I better warn you to get ready for a shock. I've got a baby. Not a boyfriend. A baby.

Well, you better sit down. I know, its too much to take in. It would be easier if I had told you I've become a grandmother. At 40 you sort of expect it, dont you and I suppose you're right.

My two other children are twentysomethings already. And I'm a mother again. How does it feel? Terrific! And here in London, it's absolutely normal for women of forty to have a child.

A fellow older mother, Jane Saxby had her first child at 38: "I can quite honestly say it's the best thing that's ever happened to me. I've done all the things that you want to do when you were young, partying, travelling abroad, what have you. And so for me Sophia is completely the centre of my life. To me, she keeps me young."

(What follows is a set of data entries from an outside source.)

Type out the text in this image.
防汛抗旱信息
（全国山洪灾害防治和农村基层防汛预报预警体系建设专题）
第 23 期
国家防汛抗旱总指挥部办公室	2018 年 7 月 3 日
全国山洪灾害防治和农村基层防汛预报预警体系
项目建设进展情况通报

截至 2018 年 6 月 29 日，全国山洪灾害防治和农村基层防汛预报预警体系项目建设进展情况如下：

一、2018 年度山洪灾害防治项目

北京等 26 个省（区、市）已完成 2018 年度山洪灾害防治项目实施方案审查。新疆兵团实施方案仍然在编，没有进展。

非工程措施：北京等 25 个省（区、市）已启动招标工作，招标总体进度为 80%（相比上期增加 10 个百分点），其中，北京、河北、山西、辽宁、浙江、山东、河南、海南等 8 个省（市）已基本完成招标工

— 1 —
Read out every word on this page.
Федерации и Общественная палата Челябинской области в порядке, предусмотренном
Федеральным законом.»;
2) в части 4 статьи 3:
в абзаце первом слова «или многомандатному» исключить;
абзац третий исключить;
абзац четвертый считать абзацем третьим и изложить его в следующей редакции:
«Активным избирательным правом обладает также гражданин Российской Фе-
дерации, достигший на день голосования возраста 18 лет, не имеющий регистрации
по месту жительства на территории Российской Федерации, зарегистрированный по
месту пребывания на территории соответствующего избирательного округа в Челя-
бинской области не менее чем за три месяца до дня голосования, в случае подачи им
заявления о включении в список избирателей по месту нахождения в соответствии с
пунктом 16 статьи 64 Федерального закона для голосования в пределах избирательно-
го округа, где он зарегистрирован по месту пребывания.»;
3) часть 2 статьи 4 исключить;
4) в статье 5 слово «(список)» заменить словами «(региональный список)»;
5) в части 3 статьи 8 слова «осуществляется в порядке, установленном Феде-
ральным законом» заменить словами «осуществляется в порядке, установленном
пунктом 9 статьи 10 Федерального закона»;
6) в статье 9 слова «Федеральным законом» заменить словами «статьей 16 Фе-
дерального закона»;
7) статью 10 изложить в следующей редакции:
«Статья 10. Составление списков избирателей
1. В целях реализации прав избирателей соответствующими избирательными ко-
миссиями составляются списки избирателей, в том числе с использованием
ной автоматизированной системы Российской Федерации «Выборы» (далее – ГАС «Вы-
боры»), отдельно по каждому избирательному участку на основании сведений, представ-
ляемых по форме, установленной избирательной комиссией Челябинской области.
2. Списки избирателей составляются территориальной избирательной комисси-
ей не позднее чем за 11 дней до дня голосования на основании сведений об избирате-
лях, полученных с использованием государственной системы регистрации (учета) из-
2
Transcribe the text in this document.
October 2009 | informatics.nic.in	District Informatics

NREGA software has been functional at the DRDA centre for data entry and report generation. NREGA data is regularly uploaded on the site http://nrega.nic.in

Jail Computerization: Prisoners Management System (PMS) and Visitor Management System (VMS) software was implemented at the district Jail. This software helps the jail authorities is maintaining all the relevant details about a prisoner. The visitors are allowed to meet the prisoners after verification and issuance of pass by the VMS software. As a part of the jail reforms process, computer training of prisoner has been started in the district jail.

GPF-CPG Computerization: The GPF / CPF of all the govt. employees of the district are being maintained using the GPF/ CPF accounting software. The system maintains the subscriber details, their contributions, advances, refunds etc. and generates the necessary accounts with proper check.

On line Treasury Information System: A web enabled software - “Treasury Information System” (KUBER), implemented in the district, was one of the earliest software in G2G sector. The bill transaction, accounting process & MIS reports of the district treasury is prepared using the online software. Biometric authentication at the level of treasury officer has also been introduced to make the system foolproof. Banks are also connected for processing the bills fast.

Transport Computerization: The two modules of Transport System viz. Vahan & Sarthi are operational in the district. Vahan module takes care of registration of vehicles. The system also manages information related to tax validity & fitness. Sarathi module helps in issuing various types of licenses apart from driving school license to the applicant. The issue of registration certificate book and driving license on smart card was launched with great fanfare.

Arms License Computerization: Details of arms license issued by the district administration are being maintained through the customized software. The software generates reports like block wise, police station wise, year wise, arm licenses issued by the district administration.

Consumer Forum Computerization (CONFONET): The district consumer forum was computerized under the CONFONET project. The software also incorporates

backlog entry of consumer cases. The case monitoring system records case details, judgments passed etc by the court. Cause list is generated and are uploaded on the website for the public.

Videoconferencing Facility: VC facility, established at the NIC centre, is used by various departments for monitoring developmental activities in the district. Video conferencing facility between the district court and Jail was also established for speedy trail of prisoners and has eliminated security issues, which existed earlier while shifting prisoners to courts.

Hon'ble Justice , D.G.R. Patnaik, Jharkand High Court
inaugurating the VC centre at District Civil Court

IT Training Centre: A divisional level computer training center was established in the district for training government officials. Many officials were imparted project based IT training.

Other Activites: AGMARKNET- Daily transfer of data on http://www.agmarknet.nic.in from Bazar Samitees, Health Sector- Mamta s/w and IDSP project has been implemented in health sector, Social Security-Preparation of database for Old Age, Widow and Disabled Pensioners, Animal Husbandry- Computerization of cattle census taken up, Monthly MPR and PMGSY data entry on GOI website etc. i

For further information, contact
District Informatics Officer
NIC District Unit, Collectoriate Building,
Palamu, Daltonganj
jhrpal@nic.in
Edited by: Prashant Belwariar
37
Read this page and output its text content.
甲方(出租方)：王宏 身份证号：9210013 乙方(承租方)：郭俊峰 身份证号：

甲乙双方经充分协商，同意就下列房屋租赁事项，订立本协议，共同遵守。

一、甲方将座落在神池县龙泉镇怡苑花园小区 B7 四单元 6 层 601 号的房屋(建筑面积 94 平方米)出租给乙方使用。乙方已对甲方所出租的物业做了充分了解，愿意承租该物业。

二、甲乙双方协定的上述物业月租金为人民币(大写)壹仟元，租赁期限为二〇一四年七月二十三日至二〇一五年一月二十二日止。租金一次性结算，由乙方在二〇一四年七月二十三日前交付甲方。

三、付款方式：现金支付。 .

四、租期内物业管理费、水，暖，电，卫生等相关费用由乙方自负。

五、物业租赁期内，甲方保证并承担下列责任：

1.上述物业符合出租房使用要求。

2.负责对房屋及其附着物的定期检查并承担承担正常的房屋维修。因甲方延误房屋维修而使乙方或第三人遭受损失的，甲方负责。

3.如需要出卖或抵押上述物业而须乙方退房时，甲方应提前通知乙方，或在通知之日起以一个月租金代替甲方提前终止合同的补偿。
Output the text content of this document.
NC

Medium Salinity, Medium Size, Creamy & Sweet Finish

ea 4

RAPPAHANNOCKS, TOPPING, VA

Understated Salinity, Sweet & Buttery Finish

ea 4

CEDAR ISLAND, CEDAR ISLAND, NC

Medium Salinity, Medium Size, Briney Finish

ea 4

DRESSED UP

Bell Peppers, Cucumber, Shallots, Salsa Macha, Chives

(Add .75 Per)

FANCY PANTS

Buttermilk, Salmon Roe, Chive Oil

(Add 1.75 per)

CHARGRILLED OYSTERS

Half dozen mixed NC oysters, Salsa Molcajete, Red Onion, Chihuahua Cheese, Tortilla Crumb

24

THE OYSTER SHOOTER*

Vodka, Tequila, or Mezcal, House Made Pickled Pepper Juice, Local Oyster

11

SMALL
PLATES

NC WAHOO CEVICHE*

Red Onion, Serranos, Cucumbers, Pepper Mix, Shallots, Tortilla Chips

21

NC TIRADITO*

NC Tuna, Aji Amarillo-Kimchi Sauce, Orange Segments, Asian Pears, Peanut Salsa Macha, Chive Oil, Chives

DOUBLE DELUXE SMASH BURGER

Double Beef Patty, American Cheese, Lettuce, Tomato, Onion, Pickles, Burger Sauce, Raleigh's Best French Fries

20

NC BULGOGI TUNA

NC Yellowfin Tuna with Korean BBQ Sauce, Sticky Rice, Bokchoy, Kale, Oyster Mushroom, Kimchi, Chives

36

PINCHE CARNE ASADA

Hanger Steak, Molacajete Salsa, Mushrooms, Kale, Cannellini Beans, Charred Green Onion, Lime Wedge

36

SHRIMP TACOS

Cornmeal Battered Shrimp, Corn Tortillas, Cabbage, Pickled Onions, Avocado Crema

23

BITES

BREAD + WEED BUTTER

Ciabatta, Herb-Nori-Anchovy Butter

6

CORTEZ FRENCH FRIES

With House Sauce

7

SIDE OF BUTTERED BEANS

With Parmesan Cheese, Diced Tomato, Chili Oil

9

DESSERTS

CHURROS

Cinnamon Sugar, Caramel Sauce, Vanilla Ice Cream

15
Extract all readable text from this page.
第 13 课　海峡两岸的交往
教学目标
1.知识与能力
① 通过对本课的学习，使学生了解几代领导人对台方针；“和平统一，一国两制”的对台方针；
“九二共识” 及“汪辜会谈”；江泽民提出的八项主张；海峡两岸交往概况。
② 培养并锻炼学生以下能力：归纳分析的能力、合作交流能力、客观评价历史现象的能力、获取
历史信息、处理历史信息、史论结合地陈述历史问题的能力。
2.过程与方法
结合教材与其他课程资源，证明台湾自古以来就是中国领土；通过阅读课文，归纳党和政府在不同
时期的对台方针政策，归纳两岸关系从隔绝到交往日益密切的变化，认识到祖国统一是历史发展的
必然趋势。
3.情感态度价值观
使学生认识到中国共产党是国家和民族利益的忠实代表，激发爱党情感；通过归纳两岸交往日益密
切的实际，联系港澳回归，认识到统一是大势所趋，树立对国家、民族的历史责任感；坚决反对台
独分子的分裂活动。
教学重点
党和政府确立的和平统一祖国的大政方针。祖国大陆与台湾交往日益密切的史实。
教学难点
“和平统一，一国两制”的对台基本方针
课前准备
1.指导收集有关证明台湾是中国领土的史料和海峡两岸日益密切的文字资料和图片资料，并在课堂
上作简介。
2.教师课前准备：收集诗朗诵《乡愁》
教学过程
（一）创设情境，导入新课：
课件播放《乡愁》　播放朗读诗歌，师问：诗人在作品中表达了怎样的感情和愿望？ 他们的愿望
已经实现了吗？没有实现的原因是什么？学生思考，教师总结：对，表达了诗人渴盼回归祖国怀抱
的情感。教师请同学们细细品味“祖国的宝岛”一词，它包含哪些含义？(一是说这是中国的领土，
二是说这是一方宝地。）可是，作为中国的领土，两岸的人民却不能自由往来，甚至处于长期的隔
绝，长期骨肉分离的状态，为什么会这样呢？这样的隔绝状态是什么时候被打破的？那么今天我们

In fact I did worry that I might be in the oldest mum when taking junior to school until we met other forties at the ante-natal classes. Here in England, husbands or partners as they are often called, take part in ante-natals too.

You should have seen them, especially on the breathing exercises; you'd have dropped down dead. It was quite entertaining at the time but proved useful during birth. Yeah, husband was there all along, even in the operating theatre as I had to have a caesarean at the end. And the daddy really kept cool.

Finding the name was a story in itself as I'm sure happens everywhere but the fun here in England is that you give the baby up to four names. When I told that to my brother in Albania, he said "No problem then. We'll send all our choices."

British Studies expert John Roderick David Goodman says: "In this country, giving your child two names is really quite normal. It is indeed quite unusual I think these days, for children to be given three names. Although in actual fact, it's not quite so strange for me because I have three names and as does my brother."

Anyway, we opted for only two. We've called him Daniel Stephen. I hope the poor thing won't feel too bad having to live with a name which is at least half a metre long.